Freddie Mac's 2026 forecast projects 30-year fixed mortgage rates averaging 6.3% for the full year, with possible movement toward 5.9%–6.0% if the Federal Reserve cuts rates further. However, mortgage rate forecasts carry significant uncertainty — rates are influenced by inflation data, Fed policy, 10-year Treasury yields, and global economic conditions. No forecast should be treated as a guarantee of future rates.
How much does a 0.5% mortgage rate difference cost over 30 years?
On a $400,000 loan, a 0.5% rate difference (say 6.43% vs 5.93%) changes your monthly payment by approximately $118/month. Over the full 30-year loan term, that compounds to roughly $42,500 in total interest difference. On a $500,000 loan, the same 0.5% rate gap costs $52,700 more over 30 years. This is why rate shopping — even getting a 0.25% better rate — is worth the effort.
Is it better to buy a house now or wait for rates to fall?
It depends on your local market and how much you expect rates to drop. The key break-even analysis: if waiting means paying rent for 12 more months, and rates drop 0.5%, you'd recoup the 12 months of rent from your lower payments in roughly 4–6 years via refinancing. However, if waiting also means home prices rise (which they have in most markets), the price increase can dwarf the rate savings. If you find a home you can afford at current rates, the 'buy and refinance later' strategy is sound — rates are refinanceable, but a home's purchase price is not.
What credit score do I need for the best mortgage rate in 2026?
For the best conventional mortgage rates in 2026, you typically need a credit score of 760 or higher. Scores below 700 still qualify for conventional loans but at meaningfully higher rates — often 0.5%–1.5% above the best-tier rate. FHA loans accept scores as low as 580 with a 3.5% down payment, but FHA carries a mandatory mortgage insurance premium that adds cost. Improving your credit score before applying, even by 20–40 points, can save significant money over a 30-year term.
How much house can I afford on $100,000/year income?
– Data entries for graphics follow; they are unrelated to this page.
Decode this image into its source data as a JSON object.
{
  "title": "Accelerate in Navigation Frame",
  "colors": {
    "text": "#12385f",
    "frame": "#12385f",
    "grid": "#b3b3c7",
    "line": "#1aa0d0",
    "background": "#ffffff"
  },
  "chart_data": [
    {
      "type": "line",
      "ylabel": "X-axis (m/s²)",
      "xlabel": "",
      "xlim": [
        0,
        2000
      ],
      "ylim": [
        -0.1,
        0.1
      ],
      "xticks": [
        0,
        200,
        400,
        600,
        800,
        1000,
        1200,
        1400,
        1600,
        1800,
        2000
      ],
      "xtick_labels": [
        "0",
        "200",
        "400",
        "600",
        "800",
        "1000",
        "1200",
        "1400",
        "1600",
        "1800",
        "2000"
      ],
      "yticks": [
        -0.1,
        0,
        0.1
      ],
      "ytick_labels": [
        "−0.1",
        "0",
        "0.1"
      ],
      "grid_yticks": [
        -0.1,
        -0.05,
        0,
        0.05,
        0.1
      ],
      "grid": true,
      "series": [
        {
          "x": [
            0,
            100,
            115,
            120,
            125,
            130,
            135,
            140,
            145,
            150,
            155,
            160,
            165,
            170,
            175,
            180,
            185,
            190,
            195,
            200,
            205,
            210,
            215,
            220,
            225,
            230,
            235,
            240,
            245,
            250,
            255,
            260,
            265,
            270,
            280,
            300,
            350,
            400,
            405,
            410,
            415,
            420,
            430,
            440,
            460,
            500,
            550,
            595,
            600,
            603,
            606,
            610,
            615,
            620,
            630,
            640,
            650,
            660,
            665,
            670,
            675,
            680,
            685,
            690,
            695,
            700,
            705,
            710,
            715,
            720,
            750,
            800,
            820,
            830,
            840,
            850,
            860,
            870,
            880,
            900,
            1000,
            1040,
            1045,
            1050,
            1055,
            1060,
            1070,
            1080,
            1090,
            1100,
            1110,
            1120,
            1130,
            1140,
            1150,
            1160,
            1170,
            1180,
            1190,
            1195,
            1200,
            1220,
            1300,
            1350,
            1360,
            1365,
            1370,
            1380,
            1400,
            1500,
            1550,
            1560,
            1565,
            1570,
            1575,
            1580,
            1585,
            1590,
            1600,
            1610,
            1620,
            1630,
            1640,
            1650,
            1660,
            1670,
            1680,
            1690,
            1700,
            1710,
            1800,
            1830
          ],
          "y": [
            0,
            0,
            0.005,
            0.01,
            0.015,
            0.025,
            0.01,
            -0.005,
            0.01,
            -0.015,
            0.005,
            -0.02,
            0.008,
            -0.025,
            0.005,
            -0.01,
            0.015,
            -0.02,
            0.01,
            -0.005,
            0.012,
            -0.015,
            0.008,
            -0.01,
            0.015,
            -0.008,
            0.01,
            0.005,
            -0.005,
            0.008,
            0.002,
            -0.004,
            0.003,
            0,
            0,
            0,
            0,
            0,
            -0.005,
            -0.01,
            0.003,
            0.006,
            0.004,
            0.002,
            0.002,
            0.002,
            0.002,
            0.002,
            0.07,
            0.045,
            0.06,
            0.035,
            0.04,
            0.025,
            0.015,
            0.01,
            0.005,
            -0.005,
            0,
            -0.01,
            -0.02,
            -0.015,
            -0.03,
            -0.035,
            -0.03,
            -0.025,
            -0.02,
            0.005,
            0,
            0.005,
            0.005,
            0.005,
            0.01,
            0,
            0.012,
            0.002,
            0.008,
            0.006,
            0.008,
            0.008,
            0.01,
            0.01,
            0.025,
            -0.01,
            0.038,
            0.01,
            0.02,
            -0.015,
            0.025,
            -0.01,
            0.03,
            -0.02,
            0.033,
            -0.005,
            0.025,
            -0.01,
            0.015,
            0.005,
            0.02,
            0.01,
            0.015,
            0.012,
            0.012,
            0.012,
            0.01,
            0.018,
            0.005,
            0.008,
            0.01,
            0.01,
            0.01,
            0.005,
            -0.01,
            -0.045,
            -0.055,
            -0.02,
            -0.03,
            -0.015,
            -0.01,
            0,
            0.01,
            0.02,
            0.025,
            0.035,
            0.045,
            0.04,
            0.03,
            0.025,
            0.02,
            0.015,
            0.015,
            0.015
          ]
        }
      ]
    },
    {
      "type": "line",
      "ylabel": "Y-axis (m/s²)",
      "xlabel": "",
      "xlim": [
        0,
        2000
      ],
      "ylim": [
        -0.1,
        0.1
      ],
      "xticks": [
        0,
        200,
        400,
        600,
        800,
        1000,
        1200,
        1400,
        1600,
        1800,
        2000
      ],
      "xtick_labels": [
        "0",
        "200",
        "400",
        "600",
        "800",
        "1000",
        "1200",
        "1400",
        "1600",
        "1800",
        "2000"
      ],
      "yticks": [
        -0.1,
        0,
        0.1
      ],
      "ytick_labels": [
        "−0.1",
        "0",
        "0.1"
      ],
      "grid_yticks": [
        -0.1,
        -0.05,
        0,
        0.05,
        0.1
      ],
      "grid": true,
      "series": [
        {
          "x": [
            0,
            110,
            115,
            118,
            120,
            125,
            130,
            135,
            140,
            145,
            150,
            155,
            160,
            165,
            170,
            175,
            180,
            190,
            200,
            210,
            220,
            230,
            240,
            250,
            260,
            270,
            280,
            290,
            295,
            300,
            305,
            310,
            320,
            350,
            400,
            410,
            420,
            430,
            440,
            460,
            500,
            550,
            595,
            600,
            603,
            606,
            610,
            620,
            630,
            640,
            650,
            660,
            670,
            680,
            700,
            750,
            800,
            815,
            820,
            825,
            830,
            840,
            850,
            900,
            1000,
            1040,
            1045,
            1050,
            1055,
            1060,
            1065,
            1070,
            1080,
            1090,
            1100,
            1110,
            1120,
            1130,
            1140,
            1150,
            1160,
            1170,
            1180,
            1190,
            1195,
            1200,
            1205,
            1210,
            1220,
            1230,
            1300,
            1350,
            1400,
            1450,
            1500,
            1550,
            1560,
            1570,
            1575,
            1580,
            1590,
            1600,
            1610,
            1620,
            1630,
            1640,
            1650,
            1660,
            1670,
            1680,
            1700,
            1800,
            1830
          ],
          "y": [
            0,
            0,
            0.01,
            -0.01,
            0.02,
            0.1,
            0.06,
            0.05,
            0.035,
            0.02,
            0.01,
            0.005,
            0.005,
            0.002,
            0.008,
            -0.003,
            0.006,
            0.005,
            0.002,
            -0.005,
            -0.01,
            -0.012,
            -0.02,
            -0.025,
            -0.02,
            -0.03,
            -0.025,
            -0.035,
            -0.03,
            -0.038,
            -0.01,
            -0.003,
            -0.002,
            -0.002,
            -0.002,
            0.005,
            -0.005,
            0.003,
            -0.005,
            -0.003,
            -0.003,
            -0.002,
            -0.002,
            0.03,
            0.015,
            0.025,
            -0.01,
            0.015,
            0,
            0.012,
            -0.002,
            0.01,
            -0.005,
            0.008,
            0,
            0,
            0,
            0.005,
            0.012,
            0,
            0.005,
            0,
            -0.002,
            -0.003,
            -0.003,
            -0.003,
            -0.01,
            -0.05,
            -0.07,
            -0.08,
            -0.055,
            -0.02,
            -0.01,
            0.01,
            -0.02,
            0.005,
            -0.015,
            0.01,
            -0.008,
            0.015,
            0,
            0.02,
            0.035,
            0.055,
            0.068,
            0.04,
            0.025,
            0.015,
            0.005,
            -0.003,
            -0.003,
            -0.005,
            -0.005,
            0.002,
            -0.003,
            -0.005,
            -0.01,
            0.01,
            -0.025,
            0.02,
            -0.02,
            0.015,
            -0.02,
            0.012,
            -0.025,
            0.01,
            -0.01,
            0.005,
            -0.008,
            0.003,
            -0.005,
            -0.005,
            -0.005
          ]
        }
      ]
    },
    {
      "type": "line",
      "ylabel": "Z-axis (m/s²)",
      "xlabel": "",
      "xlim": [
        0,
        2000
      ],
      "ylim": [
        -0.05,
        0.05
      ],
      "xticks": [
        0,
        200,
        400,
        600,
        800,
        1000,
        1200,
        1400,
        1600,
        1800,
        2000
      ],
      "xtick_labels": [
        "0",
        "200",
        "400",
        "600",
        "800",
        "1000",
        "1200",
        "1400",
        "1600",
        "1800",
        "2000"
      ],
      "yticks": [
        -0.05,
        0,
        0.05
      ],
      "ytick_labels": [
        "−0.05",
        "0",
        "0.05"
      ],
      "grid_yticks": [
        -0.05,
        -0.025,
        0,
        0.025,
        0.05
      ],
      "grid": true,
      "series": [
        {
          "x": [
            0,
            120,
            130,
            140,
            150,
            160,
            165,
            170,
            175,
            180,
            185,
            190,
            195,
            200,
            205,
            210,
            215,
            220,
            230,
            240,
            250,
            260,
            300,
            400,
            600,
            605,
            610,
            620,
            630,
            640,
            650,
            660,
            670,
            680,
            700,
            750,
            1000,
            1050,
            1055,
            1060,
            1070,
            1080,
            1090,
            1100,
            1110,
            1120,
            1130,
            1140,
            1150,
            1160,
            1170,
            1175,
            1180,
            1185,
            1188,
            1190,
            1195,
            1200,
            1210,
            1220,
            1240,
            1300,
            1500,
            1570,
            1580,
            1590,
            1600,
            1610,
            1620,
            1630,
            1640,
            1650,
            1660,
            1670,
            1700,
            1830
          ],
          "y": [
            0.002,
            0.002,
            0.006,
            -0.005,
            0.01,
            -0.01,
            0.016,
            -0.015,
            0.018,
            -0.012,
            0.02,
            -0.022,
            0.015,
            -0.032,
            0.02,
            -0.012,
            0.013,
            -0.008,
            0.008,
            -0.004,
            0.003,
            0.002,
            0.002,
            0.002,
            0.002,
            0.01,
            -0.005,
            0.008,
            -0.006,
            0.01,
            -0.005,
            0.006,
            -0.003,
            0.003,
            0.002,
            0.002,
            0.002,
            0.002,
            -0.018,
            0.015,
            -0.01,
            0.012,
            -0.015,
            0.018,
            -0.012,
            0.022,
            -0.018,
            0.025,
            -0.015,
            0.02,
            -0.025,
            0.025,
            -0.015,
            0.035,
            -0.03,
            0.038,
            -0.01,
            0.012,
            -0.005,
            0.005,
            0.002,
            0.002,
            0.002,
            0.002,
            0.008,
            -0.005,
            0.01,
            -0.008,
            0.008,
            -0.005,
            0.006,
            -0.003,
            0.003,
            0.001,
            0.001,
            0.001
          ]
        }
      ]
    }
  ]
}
Using standard lending guidelines, at 6.43% on a 30-year loan: with $100,000/year gross income (~$8,333/month), lenders typically allow a total housing cost (PITI — principal, interest, taxes, insurance) up to 28% of gross income, or about $2,333/month. At 6.43%, a $2,333/month principal and interest payment supports a loan of approximately $369,000. With a 10% down payment, that corresponds to a home price of about $410,000. Use the UtilsDaily Mortgage Calculator for exact figures based on your down payment, taxes, and insurance estimates.
What is a rate buydown and does it make sense in 2026?
A mortgage rate buydown (paying 'points') means paying upfront to permanently lower your interest rate. One point = 1% of the loan amount, typically buying down the rate by 0.25%. On a $400,000 loan, one point costs $4,000 and lowers the rate by ~0.25%, saving about $59/month. Break-even: $4,000 / $59 = 68 months (~5.7 years). If you plan to stay in the home longer than the break-even, a buydown makes financial sense. With rates expected to potentially decline in 2026–2027, the risk is that you buy down a rate and then refinance anyway, losing the buydown value.